Mennonite Community Cookbook 65th Anniversary Edition
First published in 1950, Mennonite Community Cookbook has become a treasured part of many family kitchens. Parents who received the cookbook when they were first married make sure to purchase it for their own sons and daughters when they wed. This 65th anniversary edition adds all new color photography and a brief history while retaining all of the original recipes and traditional Fraktur drawings.
This “grandmother of all Mennonite cookbooks” brings a touch of Mennonite culture and hospitality to any home that relishes great cooking. Mary Emma Showalter compiled favorite recipes from hundreds of Mennonite women across the United States and Canada noted for their excellent cooking into this book of more than 1,100 recipes. These tantalizing dishes came to this country directly from Dutch, German, Swiss, and Russian kitchens. Old -fashioned cooking and traditional Mennonite values are woven throughout. Original directions like “a dab of cinnamon” or “ten blubs of molasses” have been standardized to help you get the same wonderful individuality and flavor. Showalter introduces each chapter with her own nostalgic recollection of cookery in grandma’s day—the pie shelf in the springhouse, outdoor bake ovens, the summer kitchen.
http://mennonitecommunitycookbook.com/
Mary Emma Showalter founded the home economics department at Eastern Mennonite University, where she taught from 1946-1972. She authored Mennonite Community Cookbook in 1950 because “a cookbook of favorite recipes of Mennonite families had never been published.”
The kind of food that wins honors at the county fair.
—Christian Review
Its recipes go back to hand-written collections passed from generation to generation.
—The Star, Chicago
Simply, line-by-line directions.
—The Philadelphia Inquirere
A beautiful gift.
—Pennsylvania Famer
Delightful . . . you can envision old-fashioned Mennonite kitchens and cooking methods.
—Colonial Homes Magaazine
Pansy Cake
Butter Horns
Pansy Cake
First part:
½ cup shortening
1 cup sugar
2 cups cake flour
¼ teaspoon salt
1 ½ baking powder
½ cup milk
3 egg whites
½ teaspoon lemon extract
Few drops red coloring
Cream shortening.

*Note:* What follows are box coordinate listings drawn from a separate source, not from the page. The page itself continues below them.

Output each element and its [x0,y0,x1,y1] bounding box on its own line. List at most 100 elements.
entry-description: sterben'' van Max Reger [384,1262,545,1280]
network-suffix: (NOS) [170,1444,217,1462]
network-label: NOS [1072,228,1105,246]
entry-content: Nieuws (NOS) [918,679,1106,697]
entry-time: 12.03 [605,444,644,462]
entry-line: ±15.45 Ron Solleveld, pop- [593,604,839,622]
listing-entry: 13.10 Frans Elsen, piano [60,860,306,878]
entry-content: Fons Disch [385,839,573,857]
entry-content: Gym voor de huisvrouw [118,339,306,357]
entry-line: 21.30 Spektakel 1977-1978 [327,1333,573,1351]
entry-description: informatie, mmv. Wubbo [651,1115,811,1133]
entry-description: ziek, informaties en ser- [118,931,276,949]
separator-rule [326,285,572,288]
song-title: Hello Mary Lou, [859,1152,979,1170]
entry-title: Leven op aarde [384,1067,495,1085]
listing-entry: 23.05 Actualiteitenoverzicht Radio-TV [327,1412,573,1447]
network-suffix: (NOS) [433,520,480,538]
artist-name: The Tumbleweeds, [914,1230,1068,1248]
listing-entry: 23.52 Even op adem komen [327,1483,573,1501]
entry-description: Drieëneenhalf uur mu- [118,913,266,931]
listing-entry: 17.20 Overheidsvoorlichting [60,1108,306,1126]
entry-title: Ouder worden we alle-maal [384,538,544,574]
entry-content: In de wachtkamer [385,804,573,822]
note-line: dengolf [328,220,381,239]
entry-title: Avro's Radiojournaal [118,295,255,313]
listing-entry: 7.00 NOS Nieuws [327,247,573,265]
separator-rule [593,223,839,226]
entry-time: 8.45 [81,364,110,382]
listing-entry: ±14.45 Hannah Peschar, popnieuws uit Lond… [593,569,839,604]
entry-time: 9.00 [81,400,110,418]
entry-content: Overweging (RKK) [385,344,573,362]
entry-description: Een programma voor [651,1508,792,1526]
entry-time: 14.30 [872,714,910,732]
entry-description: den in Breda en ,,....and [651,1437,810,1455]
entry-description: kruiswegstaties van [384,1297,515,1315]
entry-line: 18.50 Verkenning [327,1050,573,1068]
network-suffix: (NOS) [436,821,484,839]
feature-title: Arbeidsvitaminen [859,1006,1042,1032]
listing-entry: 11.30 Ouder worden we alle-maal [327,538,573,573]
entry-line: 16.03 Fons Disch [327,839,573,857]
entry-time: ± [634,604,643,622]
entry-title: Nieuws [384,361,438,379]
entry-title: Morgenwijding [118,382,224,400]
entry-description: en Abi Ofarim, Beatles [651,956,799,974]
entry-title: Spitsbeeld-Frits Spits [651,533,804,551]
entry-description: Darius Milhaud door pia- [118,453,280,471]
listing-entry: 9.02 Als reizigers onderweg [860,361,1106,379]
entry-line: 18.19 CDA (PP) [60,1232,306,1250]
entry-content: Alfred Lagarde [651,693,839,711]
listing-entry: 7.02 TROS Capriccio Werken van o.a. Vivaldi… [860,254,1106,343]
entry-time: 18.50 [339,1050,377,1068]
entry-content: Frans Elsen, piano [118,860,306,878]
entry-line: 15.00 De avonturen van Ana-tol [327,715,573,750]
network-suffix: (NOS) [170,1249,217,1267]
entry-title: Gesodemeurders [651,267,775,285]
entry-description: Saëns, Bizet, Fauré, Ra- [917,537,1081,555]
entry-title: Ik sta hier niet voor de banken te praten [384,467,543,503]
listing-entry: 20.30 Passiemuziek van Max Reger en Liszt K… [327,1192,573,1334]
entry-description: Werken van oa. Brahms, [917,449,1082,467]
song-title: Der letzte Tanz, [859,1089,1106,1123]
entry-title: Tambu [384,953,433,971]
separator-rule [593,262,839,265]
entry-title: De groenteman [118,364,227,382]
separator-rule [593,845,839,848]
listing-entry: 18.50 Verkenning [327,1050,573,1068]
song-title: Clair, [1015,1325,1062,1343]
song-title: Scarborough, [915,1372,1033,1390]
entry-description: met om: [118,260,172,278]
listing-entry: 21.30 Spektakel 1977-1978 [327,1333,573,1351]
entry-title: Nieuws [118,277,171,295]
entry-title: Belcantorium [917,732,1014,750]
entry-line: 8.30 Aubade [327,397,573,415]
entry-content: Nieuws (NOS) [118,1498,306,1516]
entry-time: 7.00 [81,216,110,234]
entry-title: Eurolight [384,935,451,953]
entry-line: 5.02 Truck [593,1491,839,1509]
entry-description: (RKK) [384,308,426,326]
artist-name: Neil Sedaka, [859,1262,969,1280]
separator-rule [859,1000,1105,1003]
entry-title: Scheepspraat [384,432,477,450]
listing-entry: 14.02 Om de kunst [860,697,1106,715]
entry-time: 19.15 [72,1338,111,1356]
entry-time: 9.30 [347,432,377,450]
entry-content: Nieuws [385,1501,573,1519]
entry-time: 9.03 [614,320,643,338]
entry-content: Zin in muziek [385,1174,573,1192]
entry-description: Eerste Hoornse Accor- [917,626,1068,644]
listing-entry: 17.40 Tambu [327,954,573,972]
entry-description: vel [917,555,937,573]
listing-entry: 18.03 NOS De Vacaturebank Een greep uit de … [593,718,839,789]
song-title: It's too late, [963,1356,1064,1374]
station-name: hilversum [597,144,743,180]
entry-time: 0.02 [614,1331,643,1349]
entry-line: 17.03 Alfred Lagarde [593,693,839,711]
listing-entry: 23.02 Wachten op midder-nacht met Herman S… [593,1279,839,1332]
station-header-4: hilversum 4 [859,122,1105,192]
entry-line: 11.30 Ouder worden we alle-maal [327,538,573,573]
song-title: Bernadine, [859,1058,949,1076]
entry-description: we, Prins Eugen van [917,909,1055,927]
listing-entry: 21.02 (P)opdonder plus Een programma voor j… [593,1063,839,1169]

Add sugar gradually and beat until fluffy.
Sift flour; measure and add salt and baking powder. Sift again.
Add dry ingredients alternately with milk and flavoring.
Add stiffly beaten egg whites and blend into mixture.
Divide batter into 2 equal parts.
Color half of batter pink.|
Set this batter aside while second part is being made.
Second part:
½ cup shortening
1 cup sugar
3 egg yolks
2 cups cake flour
¼ teaspoon salt
1 ½ teaspoons baking powder
3 tablespoons grated chocolate or cocoa
½ cup milk
1 teaspoon vanilla
Mix as in first part except to add egg yolks to creamed sugar and shortening. Remove ½ of batter and add to it the melted chocolate or cocoa. Leave remaining half of batter yellow.
The total amount of batter will make 4 (8 inch) layers.
When pouring batter into pans, make first layer white around edge, then a ring of pink, yellow and brown in center.
Make second layer pink on outside edge, then white, brown and yellow in center.
Make third layer yellow on edge, then brown, white and pink in center.
Make fourth layer brown on edge, then yellow, pink and white in center.
Bake at 350 degrees for 25-30 minutes.
Cover with favorite frosting.
(Mrs. Henry Brown, North Lima, Ohio)
Butter Horns
1 cake compressed yeast dissolved in
½ cup warm water
1 cup scalded milk
½ cup sugar
½ cup shortening
3 eggs
1 ½ teaspoons salt
4 ½ cups flour
Scald milk. When cooled to lukewarm temperature, add yeast that has been dissolved in warm water.
Add salt, sugar and beaten eggs.
Beat thoroughly.
Stir in flour gradually, adding enough so that dough no longer sticks to fingers.
Cover, set in a warm place and let rise until light.
Roll out dough 3/8 inches thick into circular shapes the size of a dinner plate.
Cut into pie-shape wedges and brush with melted butter.
Start rolling at wide end and roll toward center.
Place on greased sheet or pan and let rise again until double in size.
Bake at 425 degrees for 20 minutes.
Makes 3 ½ dozen small rolls.
(Mrs. Eva Cooprider, Hesston, Kan.; Mrs. Katie Jantz, Haviland, Kan.; Mrs. Harvey Stahly, Nappanee, Ind.)